Many knowledge gaps in DENV non-vector transmission remain. Key questions that need exploration in view of discoveries from ZIKV include:

  • Are there additional routes of DENV transmission, including oral, intragastric, intranasal/aerosol, and sexual routes?

  • Is DENV present in body fluids other than blood and breast milk (urine, semen, vaginal secretions, saliva, tears), and what are the virus kinetics in these body fluids?

  • If DENV is present in other body fluids, how long does it persist?

  • What is the potential of DENV transmission via sexual contact?

  • Is there any possible association of vertical transmission of DENV with congenital abnormalities?

  • Is it possible for DENV transmission via breastfeeding to cause significant harm in infants?

  • In dengue-endemic countries where mosquitos are ubiquitous, how will it be possible to determine whether a case of DENV is acquired via a mosquito bite or a non-mosquito route?

Conclusion

In conclusion, documenting and confirming non-vector routes of transmission of DENV faces challenges.
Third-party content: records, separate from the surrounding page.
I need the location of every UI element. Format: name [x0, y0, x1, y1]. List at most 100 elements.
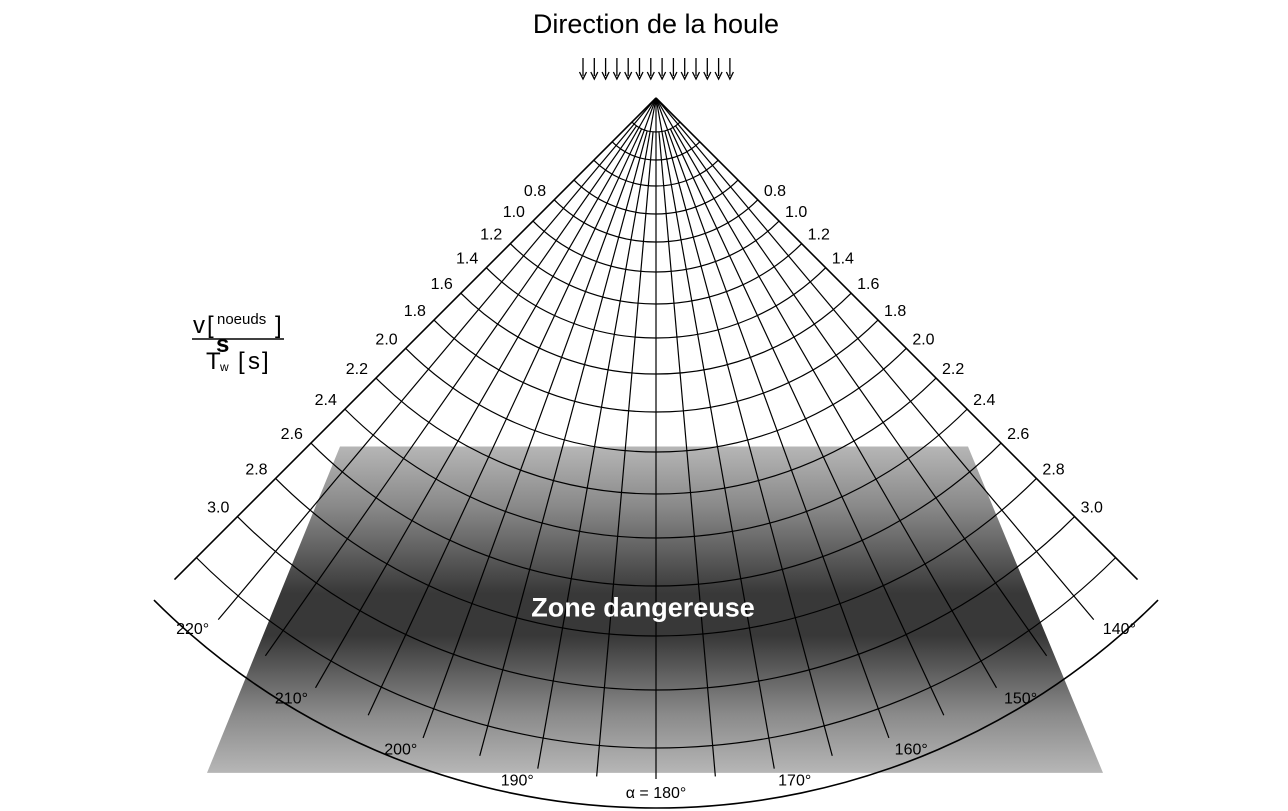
- grid-spoke: [596, 131, 654, 777]
- wave-arrow-head: [680, 71, 689, 81]
- axis-bracket-right-2: ]: [262, 348, 269, 375]
- ring-label-left: 3.0: [207, 500, 229, 517]
- wave-arrow-head: [703, 71, 712, 81]
- wave-arrow-head: [590, 71, 599, 81]
- wave-arrow-head: [578, 71, 588, 81]
- grid-spoke: [655, 97, 998, 689]
- angle-label: 140°: [1103, 621, 1136, 638]
- ring-label-right: 1.4: [832, 251, 854, 268]
- ring-label-left: 2.4: [315, 392, 337, 409]
- angle-label: 200°: [384, 741, 417, 758]
- grid-ring: [405, 347, 907, 453]
- wave-arrow-head: [635, 71, 644, 81]
- grid-spoke: [264, 125, 637, 657]
- grid-ring: [485, 267, 827, 339]
- grid-ring: [310, 442, 1002, 587]
- ring-label-right: 1.6: [857, 276, 879, 293]
- ring-label-left: 2.0: [375, 331, 397, 348]
- grid-ring: [236, 516, 1076, 691]
- grid-spoke: [537, 97, 657, 769]
- grid-spoke: [664, 130, 833, 756]
- axis-denominator-sub: w: [219, 360, 229, 374]
- angle-label: 190°: [501, 772, 534, 789]
- ring-label-left: 2.6: [281, 426, 303, 443]
- grid-ring: [553, 199, 759, 243]
- grid-ring: [573, 179, 739, 215]
- axis-bracket-right: ]: [275, 312, 282, 339]
- danger-zone-label: Zone dangereuse: [531, 593, 755, 623]
- ring-label-left: 2.2: [346, 361, 368, 378]
- grid-spoke: [655, 97, 775, 769]
- wave-direction-arrows-icon: [578, 58, 734, 81]
- ring-label-right: 3.0: [1081, 500, 1103, 517]
- ring-label-left: 1.2: [480, 227, 502, 244]
- ring-label-right: 1.2: [808, 227, 830, 244]
- ring-label-left: 1.0: [503, 204, 525, 221]
- angle-label: α = 180°: [626, 785, 687, 802]
- angle-label: 220°: [176, 621, 209, 638]
- grid-ring: [631, 121, 681, 133]
- grid-spoke: [367, 128, 643, 716]
- ring-label-right: 0.8: [764, 183, 786, 200]
- ring-labels: 0.8 0.81.0 1.01.2 1.21.4 1.41.6 1.61.8 1.82.0 2…: [176, 183, 1136, 802]
- grid-spoke: [479, 130, 648, 756]
- grid-ring: [460, 292, 852, 375]
- grid-ring: [344, 408, 968, 539]
- grid-ring: [433, 319, 879, 413]
- grid-ring: [509, 243, 803, 305]
- ring-label-right: 1.0: [785, 204, 807, 221]
- axis-stacked-s: s: [216, 331, 229, 358]
- axis-label: v [ noeuds ] T s w [ s ]: [192, 311, 284, 375]
- ring-label-left: 2.8: [245, 461, 267, 478]
- wave-arrow-head: [624, 71, 633, 81]
- ring-label-left: 0.8: [524, 183, 546, 200]
- ring-label-right: 2.8: [1042, 461, 1064, 478]
- wave-arrow-head: [714, 71, 723, 81]
- grid-spoke: [422, 97, 657, 739]
- grid-spoke: [658, 131, 716, 777]
- grid-ring: [275, 477, 1037, 637]
- axis-numerator-symbol: v: [193, 312, 205, 339]
- wave-arrow-head: [725, 71, 734, 81]
- grid-spoke: [173, 97, 657, 581]
- axis-numerator-unit: noeuds: [217, 311, 266, 328]
- danger-zone-band: [207, 446, 1103, 773]
- grid-ring: [195, 557, 1117, 749]
- grid-ring: [532, 220, 780, 273]
- ring-label-left: 1.8: [404, 303, 426, 320]
- ring-label-right: 2.2: [942, 361, 964, 378]
- angle-label: 160°: [895, 741, 928, 758]
- ring-label-right: 1.8: [884, 303, 906, 320]
- ring-label-right: 2.0: [912, 331, 934, 348]
- angle-label: 170°: [778, 772, 811, 789]
- axis-denominator-symbol: T: [206, 348, 221, 375]
- grid-spoke: [655, 97, 1095, 621]
- wave-arrow-head: [669, 71, 678, 81]
- angle-label: 210°: [275, 690, 308, 707]
- grid-spoke: [669, 128, 945, 716]
- ring-label-right: 2.4: [973, 392, 995, 409]
- polar-grid: [153, 97, 1159, 809]
- ring-label-left: 1.4: [456, 251, 478, 268]
- axis-denominator-unit: s: [248, 348, 260, 375]
- wave-arrow-head: [601, 71, 610, 81]
- grid-spoke: [314, 97, 657, 689]
- angle-label: 150°: [1004, 690, 1037, 707]
- wave-arrow-head: [646, 71, 655, 81]
- ring-label-left: 1.6: [431, 276, 453, 293]
- diagram-title: Direction de la houle: [533, 9, 779, 39]
- grid-spoke: [655, 97, 890, 739]
- wave-arrow-head: [612, 71, 621, 81]
- grid-spoke: [655, 97, 1139, 581]
- grid-ring: [153, 599, 1159, 809]
- wave-arrow-head: [658, 71, 667, 81]
- grid-spoke: [217, 97, 657, 621]
- grid-ring: [375, 377, 937, 495]
- wave-arrow-head: [691, 71, 701, 81]
- axis-bracket-left: [: [207, 312, 214, 339]
- ring-label-right: 2.6: [1007, 426, 1029, 443]
- grid-ring: [611, 141, 701, 161]
- grid-ring: [593, 159, 719, 187]
- grid-spoke: [675, 125, 1048, 657]
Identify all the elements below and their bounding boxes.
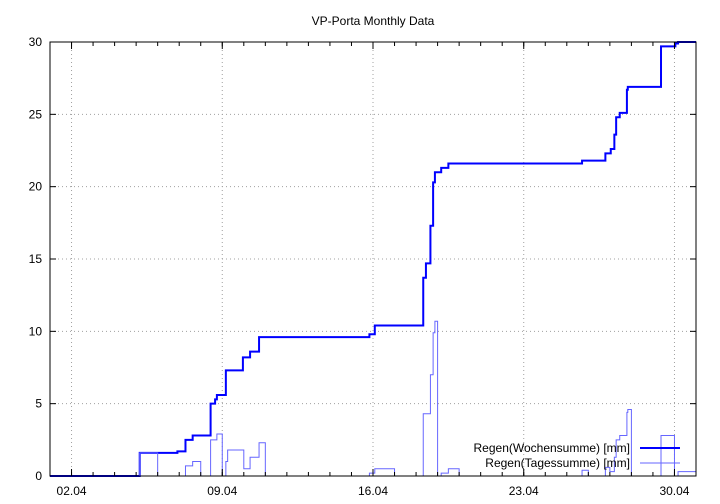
x-tick-label: 09.04	[207, 484, 237, 498]
x-tick-label: 30.04	[659, 484, 689, 498]
legend: Regen(Wochensumme) [mm] Regen(Tagessumme…	[474, 441, 680, 470]
x-tick-label: 23.04	[509, 484, 539, 498]
y-tick-label: 30	[29, 35, 43, 49]
y-tick-label: 5	[35, 397, 42, 411]
grid	[50, 42, 696, 476]
series-line-wochensumme	[50, 41, 696, 477]
chart-title: VP-Porta Monthly Data	[312, 14, 435, 28]
y-tick-label: 25	[29, 107, 43, 121]
y-tick-label: 20	[29, 180, 43, 194]
y-tick-label: 15	[29, 252, 43, 266]
axes: 0 5 10 15 20 25 30 02.04 09.04 16.04 23.04 30.04	[29, 35, 696, 498]
x-tick-label: 16.04	[358, 484, 388, 498]
y-tick-label: 10	[29, 324, 43, 338]
series-layer	[50, 41, 696, 477]
y-tick-label: 0	[35, 469, 42, 483]
series-line-tagessumme	[50, 320, 696, 477]
legend-label-wochensumme: Regen(Wochensumme) [mm]	[474, 441, 631, 455]
legend-label-tagessumme: Regen(Tagessumme) [mm]	[485, 456, 630, 470]
x-tick-label: 02.04	[57, 484, 87, 498]
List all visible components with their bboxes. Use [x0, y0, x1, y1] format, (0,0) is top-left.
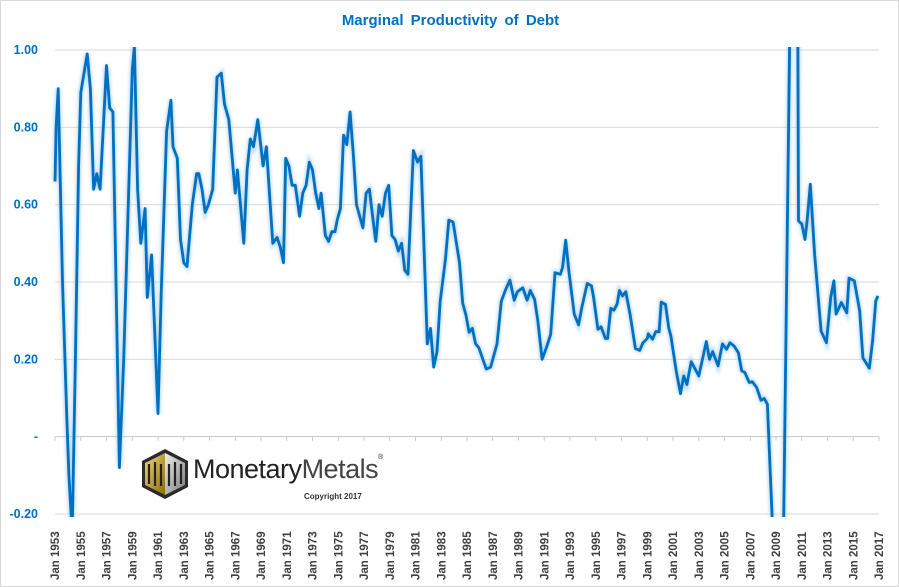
x-tick-label: Jan 1985 — [462, 531, 474, 580]
y-tick-label: 1.00 — [14, 43, 38, 57]
x-tick-label: Jan 1977 — [359, 531, 371, 580]
x-tick-label: Jan 2003 — [694, 531, 706, 580]
logo-hexagon-icon — [142, 449, 188, 499]
x-axis: Jan 1953 Jan 1955 Jan 1957 Jan 1959 Jan 1961… — [50, 531, 886, 580]
x-tick-label: Jan 2015 — [848, 531, 860, 580]
chart-title: Marginal Productivity of Debt — [341, 12, 560, 29]
y-tick-label: 0.20 — [14, 352, 38, 366]
x-tick-label: Jan 1979 — [385, 531, 397, 580]
y-tick-label: 0.40 — [14, 275, 38, 289]
x-tick-label: Jan 1961 — [153, 531, 165, 580]
x-tick-label: Jan 1953 — [50, 531, 62, 580]
x-tick-label: Jan 1957 — [102, 531, 114, 580]
series-line — [53, 47, 880, 517]
y-tick-label: -0.20 — [10, 507, 39, 521]
x-tick-label: Jan 1959 — [127, 531, 139, 580]
registered-mark: ® — [378, 454, 383, 461]
x-tick-label: Jan 1973 — [308, 531, 320, 580]
y-tick-label: 0.80 — [14, 120, 38, 134]
x-tick-label: Jan 1981 — [411, 531, 423, 580]
x-tick-label: Jan 1975 — [333, 531, 345, 580]
x-tick-label: Jan 2017 — [874, 531, 886, 580]
x-tick-label: Jan 1993 — [565, 531, 577, 580]
x-tick-label: Jan 1995 — [591, 531, 603, 580]
x-tick-label: Jan 1969 — [256, 531, 268, 580]
x-tick-label: Jan 2013 — [823, 531, 835, 580]
x-tick-label: Jan 1955 — [76, 531, 88, 580]
x-tick-label: Jan 1989 — [514, 531, 526, 580]
x-tick-label: Jan 1991 — [539, 531, 551, 580]
x-tick-label: Jan 1983 — [436, 531, 448, 580]
x-tick-label: Jan 1971 — [282, 531, 294, 580]
y-tick-label: 0.60 — [14, 198, 38, 212]
x-tick-label: Jan 1997 — [617, 531, 629, 580]
logo-wordmark: MonetaryMetals® — [193, 454, 383, 485]
logo-word-monetary: Monetary — [193, 454, 302, 484]
x-tick-label: Jan 1999 — [642, 531, 654, 580]
x-tick-label: Jan 2007 — [745, 531, 757, 580]
x-tick-label: Jan 2009 — [771, 531, 783, 580]
x-tick-label: Jan 1963 — [179, 531, 191, 580]
gridlines — [54, 49, 880, 515]
y-axis: 1.00 0.80 0.60 0.40 0.20 - -0.20 — [10, 43, 39, 521]
logo-word-metals: Metals — [301, 454, 379, 484]
x-tick-label: Jan 1967 — [230, 531, 242, 580]
copyright-text: Copyright 2017 — [304, 492, 362, 501]
x-tick-label: Jan 2001 — [668, 531, 680, 580]
y-tick-label: - — [34, 430, 38, 444]
monetary-metals-logo: MonetaryMetals® Copyright 2017 — [139, 448, 383, 508]
x-tick-label: Jan 1965 — [205, 531, 217, 580]
x-tick-label: Jan 2011 — [797, 531, 809, 580]
x-tick-label: Jan 2005 — [720, 531, 732, 580]
x-tick-label: Jan 1987 — [488, 531, 500, 580]
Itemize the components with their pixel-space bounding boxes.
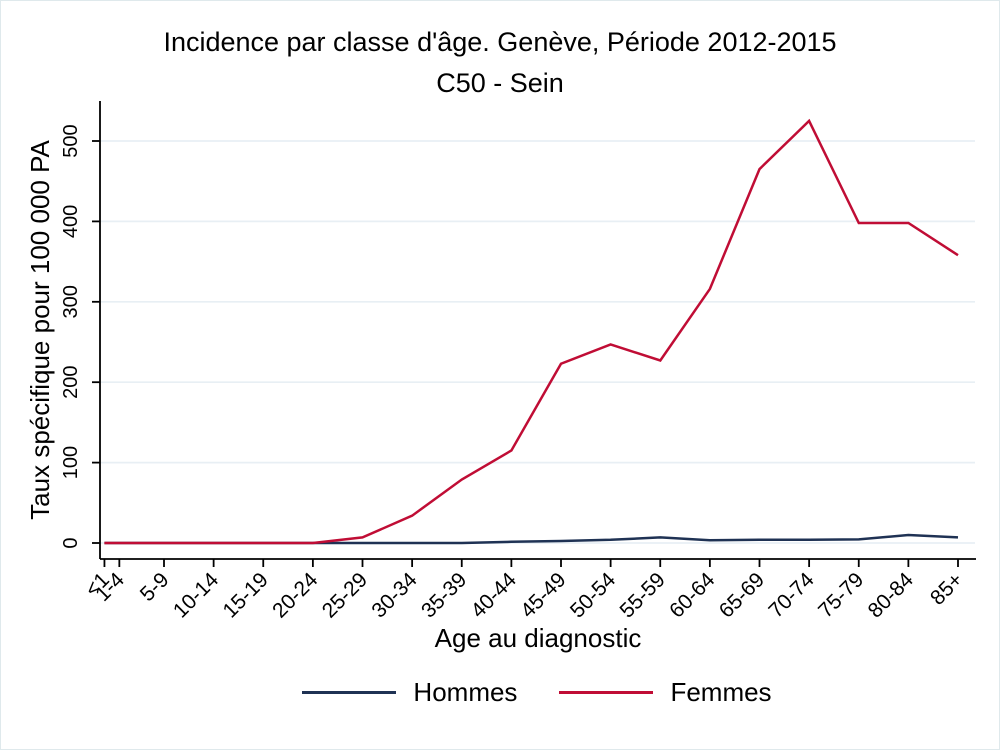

Aedes mosquitoes, the vectors of disease, are ubiquitous in most countries endemic for DENV and bites occur despite preventive measures; therefore vector-borne transmission is implicated foremost as the exposure. Non-vector transmission is more likely to be suspected in non-endemic countries that detect unusual infections with some link to returning traveler or unusual exposures. Studies on DENV transmission in animal models, like the study on JEV in pigs, would be helpful in our understanding of non-vector transmission of DENV. Similar studies will also be relevant in gaining deeper understanding of the pathogenesis and transmission of ZIKV.